Затем все то же самое повторилось с левой грудью, за исключением того, что именно в ней находилось уплотнение. Нащупав его, доктор Аккерман проявила первые признаки интереса – ее руки, двигавшиеся равномерно и почти автоматически, внезапно остановились, как гончие, напавшие на след. По ее лицу пробежала легкая тень, но Елена, наблюдавшая за ней во все глаза, успела ее заметить.

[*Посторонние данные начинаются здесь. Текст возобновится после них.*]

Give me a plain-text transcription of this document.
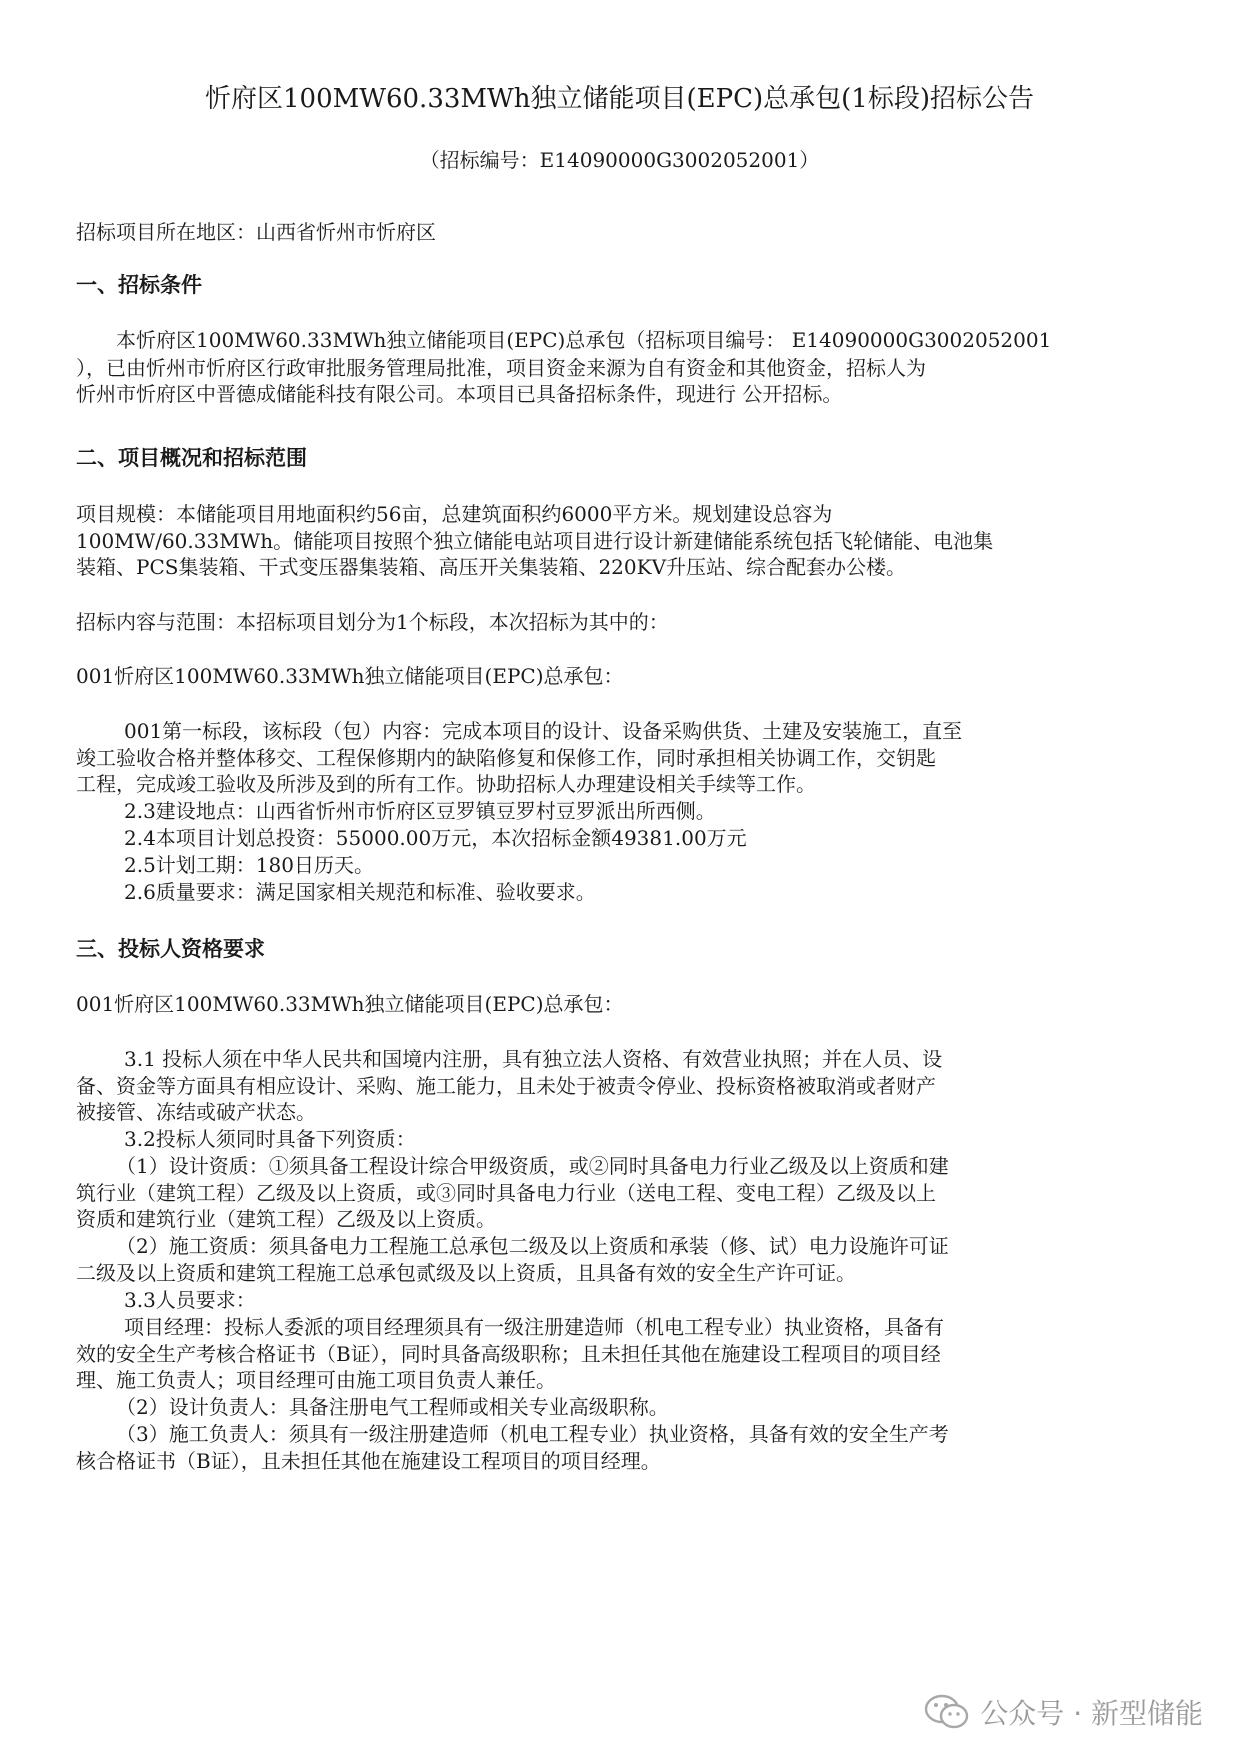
忻府区100MW60.33MWh独立储能项目(EPC)总承包(1标段)招标公告
（招标编号：E14090000G3002052001）
招标项目所在地区：山西省忻州市忻府区
一、招标条件
本忻府区100MW60.33MWh独立储能项目(EPC)总承包（招标项目编号： E14090000G3002052001
），已由忻州市忻府区行政审批服务管理局批准，项目资金来源为自有资金和其他资金，招标人为
忻州市忻府区中晋德成储能科技有限公司。本项目已具备招标条件，现进行 公开招标。
二、项目概况和招标范围
项目规模：本储能项目用地面积约56亩，总建筑面积约6000平方米。规划建设总容为
100MW/60.33MWh。储能项目按照个独立储能电站项目进行设计新建储能系统包括飞轮储能、电池集
装箱、PCS集装箱、干式变压器集装箱、高压开关集装箱、220KV升压站、综合配套办公楼。
招标内容与范围：本招标项目划分为1个标段，本次招标为其中的：
001忻府区100MW60.33MWh独立储能项目(EPC)总承包：
001第一标段，该标段（包）内容：完成本项目的设计、设备采购供货、土建及安装施工，直至
竣工验收合格并整体移交、工程保修期内的缺陷修复和保修工作，同时承担相关协调工作，交钥匙
工程，完成竣工验收及所涉及到的所有工作。协助招标人办理建设相关手续等工作。
2.3建设地点：山西省忻州市忻府区豆罗镇豆罗村豆罗派出所西侧。
2.4本项目计划总投资：55000.00万元，本次招标金额49381.00万元
2.5计划工期：180日历天。
2.6质量要求：满足国家相关规范和标准、验收要求。
三、投标人资格要求
001忻府区100MW60.33MWh独立储能项目(EPC)总承包：
3.1 投标人须在中华人民共和国境内注册，具有独立法人资格、有效营业执照；并在人员、设
备、资金等方面具有相应设计、采购、施工能力，且未处于被责令停业、投标资格被取消或者财产
被接管、冻结或破产状态。
3.2投标人须同时具备下列资质：
（1）设计资质：①须具备工程设计综合甲级资质，或②同时具备电力行业乙级及以上资质和建
筑行业（建筑工程）乙级及以上资质，或③同时具备电力行业（送电工程、变电工程）乙级及以上
资质和建筑行业（建筑工程）乙级及以上资质。
（2）施工资质：须具备电力工程施工总承包二级及以上资质和承装（修、试）电力设施许可证
二级及以上资质和建筑工程施工总承包贰级及以上资质，且具备有效的安全生产许可证。
3.3人员要求：
项目经理：投标人委派的项目经理须具有一级注册建造师（机电工程专业）执业资格，具备有
效的安全生产考核合格证书（B证），同时具备高级职称；且未担任其他在施建设工程项目的项目经
理、施工负责人；项目经理可由施工项目负责人兼任。
（2）设计负责人：具备注册电气工程师或相关专业高级职称。
（3）施工负责人：须具有一级注册建造师（机电工程专业）执业资格，具备有效的安全生产考
核合格证书（B证），且未担任其他在施建设工程项目的项目经理。
公众号 · 新型储能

Уплотнение находилось в верхней внешней части груди. Она не могла оставить его в покое с того самого дня, когда впервые обнаружила, и периодически, изменяя своему деланному безразличию, непроизвольно тянулась пальцами к груди. В последний раз она ощупывала уплотнение утром, когда одевалась, стараясь разубедить себя в том, что по сравнению с предыдущим разом оно стало немного больше.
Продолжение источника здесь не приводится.